July 4, 1977, State Fairgrounds, Raleigh. My grandfather is dancing on the cloggers' stage with the mayor, little 4-foot-8-inch, tennis shoe-shod Isabella Cannon. He is drunken ebullient. I have never known him to dance. I am 8 and want to dress like the cloggers, beribboned tap shoes and gingham dress with crinolines. I ride ponyback in a slow, bored circle. The ponies smell sweet from hay and manure, and next year I'll be too big to ride them; already my toes drag the ground.
The long version of "American Pie" plays all day on the radio. It ends on one station and we twist the knob until it resumes. I don't understand what the words mean, but the sad chorus keeps turning in my chest. Drove my Chevy to the levy ... them good old boys ... this'll be the day that I die.
My father and great-uncle have been setting up for the fireworks since morning. City workers have buried steel pipes for launching the bombs and fire trucks idle close by. By sundown many cans of Pabst have been drained and a flat, tea-colored pint makes the rounds. No one's scared of anything but rain.
It's hardly worth coming just to sit in the stands; we're down by the racetrack with the shooters and get to lie atop car hoods and watch the display projected directly overhead. The bombs come in parcels the size and shape of ostrich eggs and have exotic names from China: Dragon Dancing with Phoenix, Blossom After Thunder, Golden Silk & Silver Rain, Happy Song.

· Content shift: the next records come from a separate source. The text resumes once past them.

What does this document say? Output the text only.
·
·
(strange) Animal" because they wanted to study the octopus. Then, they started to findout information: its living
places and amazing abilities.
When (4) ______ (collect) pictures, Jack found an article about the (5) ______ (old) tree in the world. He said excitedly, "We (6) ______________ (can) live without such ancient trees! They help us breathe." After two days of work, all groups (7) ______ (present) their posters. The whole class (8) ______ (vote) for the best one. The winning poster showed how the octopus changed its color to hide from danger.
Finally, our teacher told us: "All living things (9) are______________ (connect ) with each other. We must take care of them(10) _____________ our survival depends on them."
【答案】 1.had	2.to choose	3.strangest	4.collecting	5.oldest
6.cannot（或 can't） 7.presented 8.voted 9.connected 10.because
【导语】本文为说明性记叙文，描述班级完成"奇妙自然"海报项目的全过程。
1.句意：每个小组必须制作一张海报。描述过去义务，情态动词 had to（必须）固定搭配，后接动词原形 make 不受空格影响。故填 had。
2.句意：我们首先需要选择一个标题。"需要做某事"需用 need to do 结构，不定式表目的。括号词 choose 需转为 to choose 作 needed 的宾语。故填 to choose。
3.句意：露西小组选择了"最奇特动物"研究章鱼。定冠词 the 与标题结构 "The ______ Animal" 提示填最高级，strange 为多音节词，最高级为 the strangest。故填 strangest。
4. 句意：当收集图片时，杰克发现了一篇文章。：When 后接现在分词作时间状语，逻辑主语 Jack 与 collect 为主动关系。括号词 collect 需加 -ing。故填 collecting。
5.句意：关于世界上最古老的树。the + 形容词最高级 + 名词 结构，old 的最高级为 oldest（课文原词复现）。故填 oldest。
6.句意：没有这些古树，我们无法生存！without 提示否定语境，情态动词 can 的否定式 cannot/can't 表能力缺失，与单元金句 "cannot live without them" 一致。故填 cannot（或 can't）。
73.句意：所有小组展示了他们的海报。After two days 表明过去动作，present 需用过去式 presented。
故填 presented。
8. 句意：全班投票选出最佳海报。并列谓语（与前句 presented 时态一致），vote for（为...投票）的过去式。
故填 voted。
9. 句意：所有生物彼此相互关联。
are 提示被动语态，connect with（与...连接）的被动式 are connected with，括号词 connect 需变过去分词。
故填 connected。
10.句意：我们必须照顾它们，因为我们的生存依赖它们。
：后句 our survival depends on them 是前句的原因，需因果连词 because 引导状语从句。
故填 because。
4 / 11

My father wields a sizzling flare, backs up to each fuse and ignites one after another. Missiles hiss skyward, break open into umbrellas of green and gold fire. Branches of red lightning crack and dribble, hurling glitter. A white-dot bomb punctuates all the color, and I dig my knuckles into my ears, anticipating the blast that comes a beat later.
The finale is the only part my father gets to watch because it's all on one fuse. He crouches to light it, springs away, and rolls to get clear. The firmament erupts with pulsing streamers; hot ash rains down. He is hidden in smoke. I scream myself hoarse. He's back on his feet when the haze clears, deaf and reeking of gunpowder. Bombs have exploded 10 feet off the ground, spit flame in his face, and my father walks away grinning, on fire with his own potent mixture of nerves and luck.